Behörden & Verwaltung (2006)

Kultusministerkonferenz

Für das Vorhaben, lebenslange Schüler.innen-IDs einzuführen, ohne die individuellen Bildungsdaten an feste Zwecke zu binden und vor Missbrauch und unberechtigtem Zugriff zu schützen. Ob Statistiken über individuelle Schüler.innenlaufbahnen die Bildungsmisere beseitigen sei dahingestellt - ohne die Beachtung grundlegender Datenschutzanforderungen (enge Zweckbindung, Zugriffsschutzkonzept, technische Schutzkonzepte, Löschkonzepte, Kontrollvorgaben) wird das Vorhaben jedenfalls zum Datenschutz-GAU.
Laudator.in:
Portraitaufnahme von Karin Schuler.
Karin Schuler, Deutsche Vereinigung für Datenschutz (DVD)

Der Big Brother Award 2006 in der Kategorie "Behörden & Verwaltung" geht an die Kultusministerkonferenz der Länder (KMK) für das vollständige Ignorieren (der Amtsschimmel würde sagen: "die fehlende Berücksichtigung") von Datenschutzanforderungen beim Versuch, bundesweit einheitliche, lebenslange Schüler-IDs einzuführen.

Man könnte zur Entschuldigung anführen, dass Jura nicht als allgemeines Schulfach gelehrt wird, die Damen und Herren der KMK also nicht notwendig juristische Kenntnisse besitzen, wenn sie das deutsche Bildungssystem durchlaufen haben.

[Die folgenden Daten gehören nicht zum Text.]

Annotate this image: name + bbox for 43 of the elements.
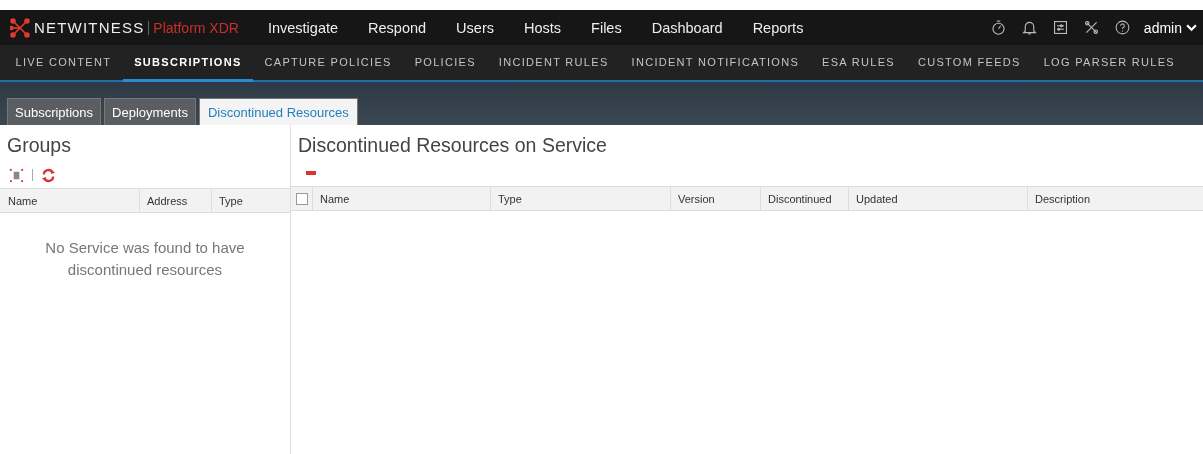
nav-link[interactable]: Reports xyxy=(737,19,819,36)
nav-link[interactable]: Files xyxy=(576,19,637,36)
empty-message: No Service was found to have discontinued resources xyxy=(44,238,246,280)
nav-link[interactable]: Investigate xyxy=(252,19,354,36)
column-header[interactable]: Type xyxy=(491,187,671,210)
tab[interactable]: Deployments xyxy=(104,98,196,125)
subnav-tab[interactable]: CAPTURE POLICIES xyxy=(253,45,404,82)
subnav-tab[interactable]: CUSTOM FEEDS xyxy=(906,45,1033,82)
refresh-icon[interactable] xyxy=(41,167,56,183)
logo-icon xyxy=(10,17,30,38)
user-menu[interactable]: admin xyxy=(1137,19,1197,36)
nav-link[interactable]: Dashboard xyxy=(636,19,738,36)
subnav-tab[interactable]: INCIDENT NOTIFICATIONS xyxy=(620,45,811,82)
help-icon[interactable] xyxy=(1113,19,1131,36)
panel-title: Groups xyxy=(6,133,72,158)
column-header[interactable]: Type xyxy=(212,189,282,212)
tab[interactable]: Subscriptions xyxy=(7,98,102,125)
nav-link[interactable]: Respond xyxy=(353,19,442,36)
tools-icon[interactable] xyxy=(1082,19,1100,36)
column-header[interactable]: Updated xyxy=(849,187,1028,210)
column-header[interactable]: Name xyxy=(0,189,140,212)
nav-link[interactable]: Users xyxy=(441,19,509,36)
bell-icon[interactable] xyxy=(1020,19,1038,36)
column-header[interactable]: Address xyxy=(140,189,212,212)
tab[interactable]: Discontinued Resources xyxy=(198,98,358,125)
delete-icon[interactable] xyxy=(9,167,24,183)
column-header[interactable]: Name xyxy=(313,187,491,210)
chevron-icon xyxy=(1186,23,1197,32)
brand-name: NETWITNESS xyxy=(34,19,145,36)
column-header[interactable]: Version xyxy=(671,187,761,210)
subnav-tab[interactable]: POLICIES xyxy=(403,45,488,82)
nav-link[interactable]: Hosts xyxy=(509,19,577,36)
subnav-tab[interactable]: ESA RULES xyxy=(810,45,907,82)
select-all-checkbox[interactable] xyxy=(296,192,308,205)
sliders-icon[interactable] xyxy=(1051,19,1069,36)
panel-title: Discontinued Resources on Service xyxy=(297,133,608,158)
subnav-tab[interactable]: INCIDENT RULES xyxy=(487,45,621,82)
column-header[interactable]: Description xyxy=(1028,187,1203,210)
subnav-tab[interactable]: LOG PARSER RULES xyxy=(1032,45,1187,82)
product-name: Platform XDR xyxy=(153,19,239,36)
stopwatch-icon[interactable] xyxy=(989,19,1007,36)
subnav-tab[interactable]: LIVE CONTENT xyxy=(4,45,123,82)
column-header[interactable]: Discontinued xyxy=(761,187,849,210)
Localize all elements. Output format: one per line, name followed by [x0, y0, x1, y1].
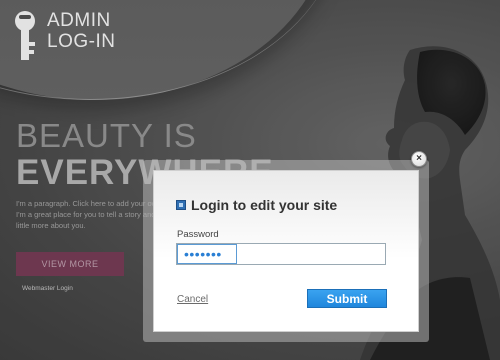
site-icon — [176, 200, 186, 210]
password-value: ••••••• — [177, 244, 237, 264]
modal-title-text: Login to edit your site — [191, 197, 338, 213]
password-label: Password — [177, 229, 219, 240]
submit-button[interactable]: Submit — [307, 289, 387, 308]
modal-title: Login to edit your site — [176, 197, 337, 213]
password-field[interactable]: ••••••• — [176, 243, 386, 265]
login-modal: Login to edit your site Password •••••••… — [153, 170, 419, 332]
close-icon[interactable]: × — [411, 151, 427, 167]
cancel-link[interactable]: Cancel — [177, 294, 208, 305]
page: ADMIN LOG-IN BEAUTY IS EVERYWHERE I'm a … — [0, 0, 500, 360]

Sollte man nicht aber zumindest Kenntnisse über demokratische Grundsätze vorweisen können, wenn man die Gesetzgebung lenken will? Und sollten diese nicht mindestens im Sozialkundeunterricht soweit vermittelt worden sein, dass man Bedeutung und Anforderungen von Datenschutz, informationeller Selbstbestimmung und Persönlichkeitsrecht erfasst und verstanden hat? Der Anspruch scheint bei den Mitgliedern der KMK nicht erfüllt worden zu sein. Ein PISA-gleiches Desaster in Sachen Datenschutz und Demokratieverständnis!

Doch - fangen wir von vorne an:

Seit dem Jahre 2000 unternimmt die KMK Bemühungen, schulstatistische Daten länderübergreifend einheitlich zu gestalten, zentral zusammenzufassen und personenbezogen (und zwar auf Schülerinnen und Schüler, Lehrerinnen und Lehrer bezogen) zu erheben.

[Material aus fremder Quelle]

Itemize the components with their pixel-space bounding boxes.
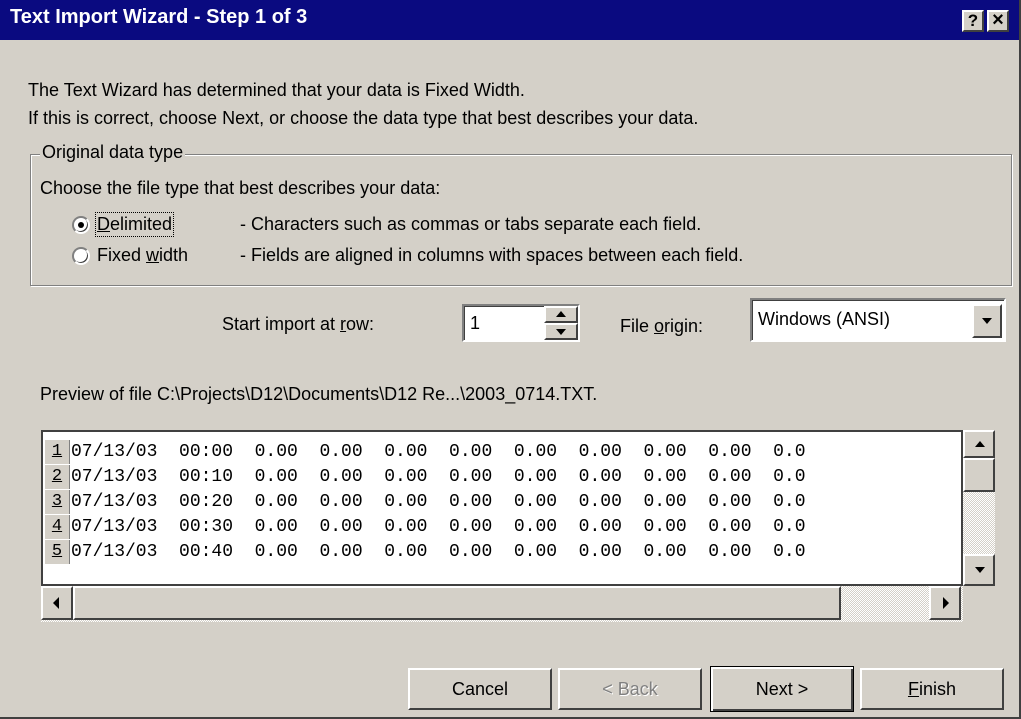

Sie rechtfertigt dies mit dem grundsätzlich nachvollziehbaren Hinweis auf die Notwendigkeit verlässlicher statistischer Daten als Grundlage für bildungspolitische Weichenstellungen. Nicht erst seit PISA und der neuesten OECD-Studie ist offensichtlich, dass in unserem Schulsystem einiges im Argen liegt und grundlegende Änderungen bitter nötig sind. Ob jedoch die angeblich mangelhaften Statistiken in erster Linie für die Fehlentwicklungen verantwortlich sind und ob - ganz in der Argumentationstradition zahlengläubiger Controller - ausgerechnet personenbezogene Zahlen die inhaltliche Wende bringen werden, sei einmal dahingestellt.

Im Mai 2003 hat die 174. Amtschefkonferenz der KMK unter dem Stichwort "Kerndatensatz für schulstatistische Individualdaten der Länder" eine "baldige Umstellung der Schulstatistik auf Individualdaten" vereinbart. Dahinter verbirgt sich die Forderung an die Länder, durch geeignete Vorgaben und Gesetzgebung eine einheitliche Datenerfassung in staatlichen und privaten Vorschul-, Bildungs- und Weiterbildungseinrichtungen zu schaffen.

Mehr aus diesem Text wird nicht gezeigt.